Perubahan harga di dalam negeri disebabkan fluktuasi mata uang, penyebabknya dibedakan menjadi 2 (dua):
1.        Natural exchange rate fluctuation, fluktuasi nilai tukar uang disebabkan adanya perubahan-perubahan pada aggregate supply dan aggregate demand.
2.        Human error exchange rate fluctuation, fluktuasi nilai tukar yang disebabkan karena perilaku manusia seperti korupsi dan administrasi yang buruk, pajak yang yang terlalu tinggi, dan pencetakan uang berlebihan dengan tujuan mencari untung banyak.

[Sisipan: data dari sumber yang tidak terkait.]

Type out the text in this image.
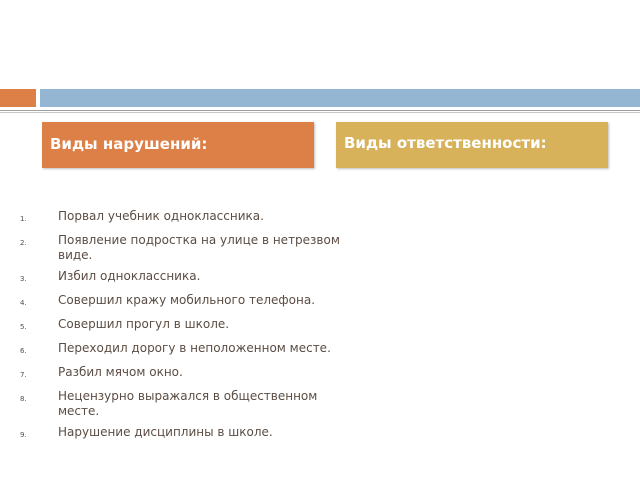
Виды нарушений:	Виды ответственности:
1.	Порвал учебник одноклассника.
2.	Появление подростка на улице в нетрезвом виде.
3.	Избил одноклассника.
4.	Совершил кражу мобильного телефона.
5.	Совершил прогул в школе.
6.	Переходил дорогу в неположенном месте.
7.	Разбил мячом окно.
8.	Нецензурно выражался в общественном месте.
9.	Нарушение дисциплины в школе.
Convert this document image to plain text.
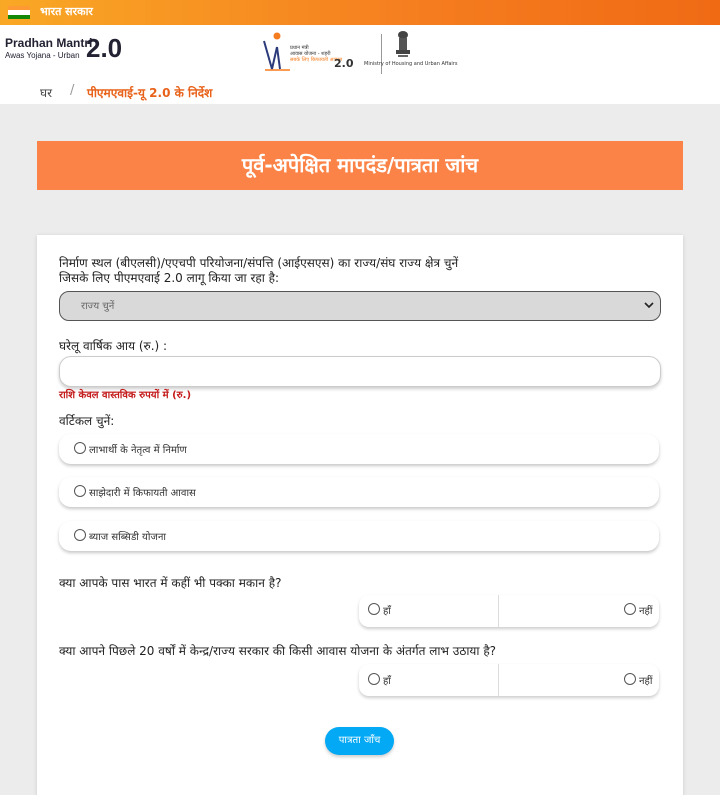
भारत सरकार
Pradhan Mantri
Awas Yojana - Urban 2.0	प्रधान मंत्री
आवास योजना - शहरी
सबके लिए किफायती आवास
2.0 Ministry of Housing and Urban Affairs
घर / पीएमएवाई-यू 2.0 के निर्देश
पूर्व-अपेक्षित मापदंड/पात्रता जांच
निर्माण स्थल (बीएलसी)/एएचपी परियोजना/संपत्ति (आईएसएस) का राज्य/संघ राज्य क्षेत्र चुनें
जिसके लिए पीएमएवाई 2.0 लागू किया जा रहा है:
राज्य चुनें
घरेलू वार्षिक आय (रु.) :
राशि केवल वास्तविक रुपयों में (रु.)
वर्टिकल चुनें:
लाभार्थी के नेतृत्व में निर्माण
साझेदारी में किफायती आवास
ब्याज सब्सिडी योजना
क्या आपके पास भारत में कहीं भी पक्का मकान है?
हाँ	नहीं
क्या आपने पिछले 20 वर्षों में केन्द्र/राज्य सरकार की किसी आवास योजना के अंतर्गत लाभ उठाया है?
हाँ	नहीं
पात्रता जाँच
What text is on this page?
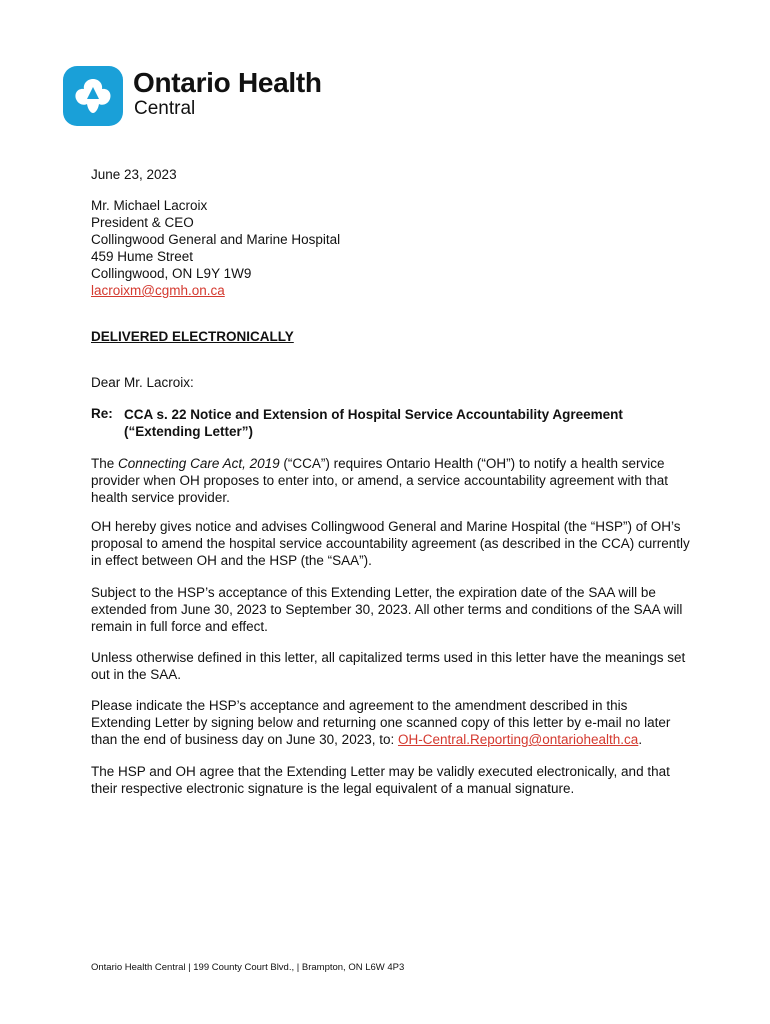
Ontario Health
Central
June 23, 2023
Mr. Michael Lacroix
President & CEO
Collingwood General and Marine Hospital
459 Hume Street
Collingwood, ON L9Y 1W9
lacroixm@cgmh.on.ca
DELIVERED ELECTRONICALLY
Dear Mr. Lacroix:
Re: CCA s. 22 Notice and Extension of Hospital Service Accountability Agreement
(“Extending Letter”)
The Connecting Care Act, 2019 (“CCA”) requires Ontario Health (“OH”) to notify a health service provider when OH proposes to enter into, or amend, a service accountability agreement with that health service provider.
OH hereby gives notice and advises Collingwood General and Marine Hospital (the “HSP”) of OH’s proposal to amend the hospital service accountability agreement (as described in the CCA) currently in effect between OH and the HSP (the “SAA”).
Subject to the HSP’s acceptance of this Extending Letter, the expiration date of the SAA will be extended from June 30, 2023 to September 30, 2023. All other terms and conditions of the SAA will remain in full force and effect.
Unless otherwise defined in this letter, all capitalized terms used in this letter have the meanings set out in the SAA.
Please indicate the HSP’s acceptance and agreement to the amendment described in this Extending Letter by signing below and returning one scanned copy of this letter by e-mail no later than the end of business day on June 30, 2023, to: OH-Central.Reporting@ontariohealth.ca.
The HSP and OH agree that the Extending Letter may be validly executed electronically, and that their respective electronic signature is the legal equivalent of a manual signature.
Ontario Health Central | 199 County Court Blvd., | Brampton, ON L6W 4P3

Sedangkan, perubahan harga di luar negeri dapat disebabkan 2 (dua) hal:
1.        Non-engineered/non-manipulated changes, perubahan yang terjadi tidak disebabkan adanya manipulasi (yang merugikan) oleh pihak-pihak tertentu.
Unsterilized intervention à menambah jumlah mata uang dalam negeri dengan mencetak
Sterilized intervention à menambah jumlah mata uang dalam negeri dengan menjual aset lain.
2.        Engineered/manipulated changes, perubahan ini disebabkan adanya manipulasi yang dilakukan pihak-pihak tertentu untuk merugikan pihak lainnya.
-       Ikhtikar, melakukan penimbunan mata uang dan dilepaskan ketika nilai tukarnya melemah.
-       Ba’i najasy, dengan adanya forward transaction yang dikombinasikan dengan margin trading.